More electric vehicles were registered last year than over the previous five years combined, according to the latest figures from the SMMT.
Whilst the overall new car market struggled to rebuild following a pandemic-ravaged 2020, 190,727 new battery electric vehicles (BEV) joined Britain’s roads, along with 114,554 plug-in hybrids (PHEVs), meaning 18.5% of all new cars registered in 2021 can be plugged in.
This is in addition to the 147,246 hybrid electric vehicles (HEVs) registered which took a further 8.9% market share in a bumper year for electrified car registrations, with 27.5% of the total market now electrified in some form.
2021 new car registrations grew by a marginal 1.0% against the dire 2020, with 1.65 million new cars entering the UK market over the past year. The figures underline the ongoing impact of Covid and the semiconductor shortage on the industry, with the market down -28.7% on pre-pandemic 2019, representing the second worst year since 1992.
To date, more than 40% of models are now available as plug-ins, and the UK finished 2021 as the third largest European market for new car registrations but the second largest by volume for plug-in vehicles and the second largest for BEVs. However, it is only in ninth position overall in Europe for BEVs by market share.
In terms of the best-selling models for December 2021, the Tesla Model 3 topped the charts and finished the year as the second most popular vehicle overall. The Nissan Leaf also made it into the top ten most purchased cars last month, but no other electric vehicle was in the top ten for the year.
Mike Hawes, SMMT chief executive, said: “It’s been another desperately disappointing year for the car industry as Covid continues to cast a pall over any recovery.

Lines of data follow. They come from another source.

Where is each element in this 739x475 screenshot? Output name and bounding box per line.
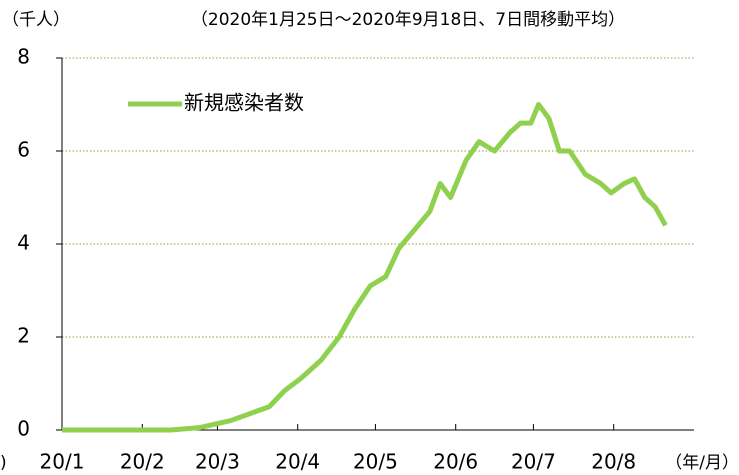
left-fragment: ) [0,453,7,473]
x-tick-label: 20/5 [353,450,398,474]
y-tick-label: 8 [17,45,30,69]
x-tick-label: 20/8 [591,450,636,474]
x-tick-label: 20/2 [120,450,165,474]
subtitle: （2020年1月25日～2020年9月18日、7日間移動平均） [191,10,625,30]
y-tick-label: 6 [17,138,30,162]
line [62,102,668,433]
x-tick-label: 20/6 [433,450,478,474]
x-unit-label: （年/月） [665,453,739,473]
legend-label: 新規感染者数 [184,91,304,115]
y-tick-label: 0 [17,417,30,441]
y-tick-label: 2 [17,324,30,348]
y-tick-label: 4 [17,231,30,255]
x-tick-label: 20/7 [511,450,556,474]
x-tick-label: 20/1 [40,450,85,474]
x-tick-label: 20/4 [275,450,320,474]
x-tick-label: 20/3 [195,450,240,474]
y-unit-label: （千人） [2,10,70,30]
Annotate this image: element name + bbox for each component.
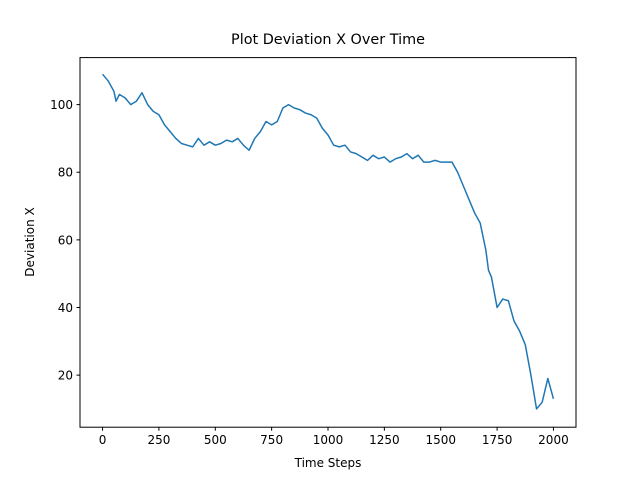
x-tick-label: 1750 xyxy=(482,433,513,447)
y-axis-label: Deviation X xyxy=(23,207,37,276)
x-tick-label: 0 xyxy=(99,433,107,447)
data-line xyxy=(101,73,555,410)
y-tick-label: 100 xyxy=(50,98,73,112)
y-tick-label: 60 xyxy=(58,233,73,247)
x-tick-label: 500 xyxy=(204,433,227,447)
plot-frame xyxy=(79,57,577,428)
x-tick-label: 750 xyxy=(260,433,283,447)
y-tick-label: 20 xyxy=(58,369,73,383)
chart-title: Plot Deviation X Over Time xyxy=(231,32,425,48)
x-tick-label: 2000 xyxy=(538,433,569,447)
x-tick-label: 1000 xyxy=(313,433,344,447)
x-axis-label: Time Steps xyxy=(294,456,362,470)
x-tick-label: 250 xyxy=(147,433,170,447)
x-tick-label: 1500 xyxy=(425,433,456,447)
y-tick-label: 40 xyxy=(58,301,73,315)
x-tick-label: 1250 xyxy=(369,433,400,447)
y-tick-label: 80 xyxy=(58,166,73,180)
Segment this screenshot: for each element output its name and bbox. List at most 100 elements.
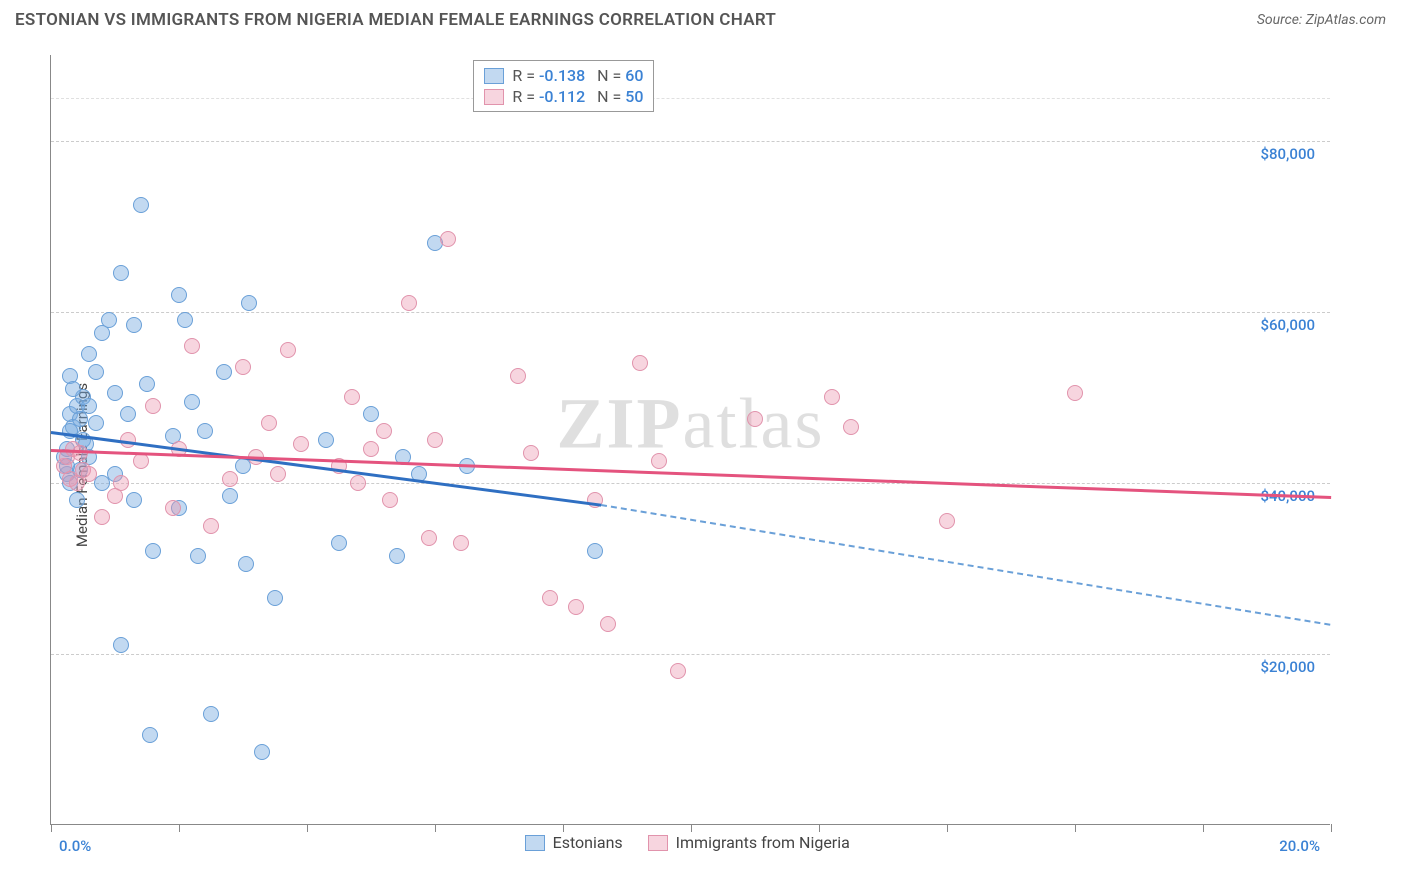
plot-area: ZIPatlas $20,000$40,000$60,000$80,0000.0…	[50, 55, 1330, 825]
x-tick	[435, 824, 436, 832]
legend-label: Estonians	[553, 833, 623, 852]
data-point	[363, 441, 379, 457]
x-tick	[691, 824, 692, 832]
data-point	[401, 295, 417, 311]
data-point	[101, 312, 117, 328]
data-point	[453, 535, 469, 551]
legend-swatch	[648, 835, 668, 851]
y-tick-label: $20,000	[1260, 658, 1315, 676]
data-point	[427, 432, 443, 448]
series-legend: Estonians Immigrants from Nigeria	[525, 833, 850, 852]
data-point	[139, 376, 155, 392]
data-point	[133, 453, 149, 469]
x-label-max: 20.0%	[1279, 837, 1320, 855]
x-tick	[563, 824, 564, 832]
data-point	[69, 492, 85, 508]
data-point	[165, 500, 181, 516]
legend-swatch	[525, 835, 545, 851]
data-point	[81, 398, 97, 414]
legend-swatch	[484, 89, 504, 105]
data-point	[843, 419, 859, 435]
data-point	[280, 342, 296, 358]
legend-row: R = -0.112 N = 50	[484, 86, 643, 107]
data-point	[203, 706, 219, 722]
chart-source: Source: ZipAtlas.com	[1257, 12, 1386, 28]
data-point	[587, 543, 603, 559]
data-point	[270, 466, 286, 482]
legend-item: Immigrants from Nigeria	[648, 833, 850, 852]
data-point	[190, 548, 206, 564]
data-point	[142, 727, 158, 743]
data-point	[344, 389, 360, 405]
data-point	[542, 590, 558, 606]
data-point	[72, 445, 88, 461]
y-tick-label: $80,000	[1260, 145, 1315, 163]
data-point	[203, 518, 219, 534]
data-point	[241, 295, 257, 311]
x-tick	[1203, 824, 1204, 832]
data-point	[216, 364, 232, 380]
grid-line	[51, 98, 1330, 99]
data-point	[126, 317, 142, 333]
data-point	[523, 445, 539, 461]
data-point	[1067, 385, 1083, 401]
data-point	[65, 381, 81, 397]
data-point	[94, 509, 110, 525]
data-point	[568, 599, 584, 615]
data-point	[376, 423, 392, 439]
data-point	[651, 453, 667, 469]
x-label-min: 0.0%	[59, 837, 91, 855]
x-tick	[51, 824, 52, 832]
y-tick-label: $60,000	[1260, 316, 1315, 334]
legend-stats: R = -0.138 N = 60	[512, 66, 643, 85]
data-point	[267, 590, 283, 606]
data-point	[107, 385, 123, 401]
data-point	[171, 287, 187, 303]
data-point	[600, 616, 616, 632]
data-point	[389, 548, 405, 564]
chart-title: ESTONIAN VS IMMIGRANTS FROM NIGERIA MEDI…	[15, 10, 776, 30]
data-point	[145, 398, 161, 414]
chart-container: Median Female Earnings ZIPatlas $20,000$…	[15, 45, 1390, 885]
x-tick	[1075, 824, 1076, 832]
x-tick	[179, 824, 180, 832]
data-point	[107, 488, 123, 504]
data-point	[293, 436, 309, 452]
legend-label: Immigrants from Nigeria	[676, 833, 850, 852]
grid-line	[51, 483, 1330, 484]
data-point	[238, 556, 254, 572]
watermark: ZIPatlas	[557, 383, 825, 466]
data-point	[254, 744, 270, 760]
data-point	[235, 359, 251, 375]
data-point	[177, 312, 193, 328]
data-point	[197, 423, 213, 439]
grid-line	[51, 312, 1330, 313]
data-point	[824, 389, 840, 405]
data-point	[318, 432, 334, 448]
data-point	[421, 530, 437, 546]
data-point	[88, 415, 104, 431]
data-point	[331, 535, 347, 551]
data-point	[126, 492, 142, 508]
correlation-legend: R = -0.138 N = 60R = -0.112 N = 50	[473, 60, 654, 112]
data-point	[88, 364, 104, 380]
legend-item: Estonians	[525, 833, 623, 852]
data-point	[510, 368, 526, 384]
x-tick	[819, 824, 820, 832]
chart-header: ESTONIAN VS IMMIGRANTS FROM NIGERIA MEDI…	[0, 0, 1406, 35]
data-point	[81, 346, 97, 362]
x-tick	[307, 824, 308, 832]
data-point	[350, 475, 366, 491]
data-point	[113, 265, 129, 281]
data-point	[363, 406, 379, 422]
data-point	[440, 231, 456, 247]
grid-line	[51, 141, 1330, 142]
data-point	[184, 394, 200, 410]
data-point	[939, 513, 955, 529]
data-point	[222, 471, 238, 487]
data-point	[133, 197, 149, 213]
x-tick	[947, 824, 948, 832]
data-point	[120, 406, 136, 422]
data-point	[184, 338, 200, 354]
data-point	[747, 411, 763, 427]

Manufacturers continue to battle myriad challenges, with tougher trading arrangements, accelerating technology shifts and, above all, the global semiconductor shortage which is decimating supply.
“Despite the challenges, the undeniable bright spot is the growth in electric car uptake. A record-breaking year for the cleanest, greenest vehicles is testament to the investment made by the industry over the past decade and the inherent attractiveness of the technology. The models are there, with two of every five new car models now able to be plugged in, drivers have the widest choice ever and industry is working hard to overcome Covid-related supply constraints.
“The biggest obstacle to our shared net zero ambitions is not product availability, however, but cost and charging infrastructure. Recent cuts to incentives and home charging grants should be reversed and we need to boost the roll out of public on-street charging with mandated targets, providing every driver, wherever they live, with the assurance they can charge where they want and when they want.”
Looking ahead, the latest forecast for 2022 – published in October, before the rise of the Omicron variant – is for 1.96 million new car registrations.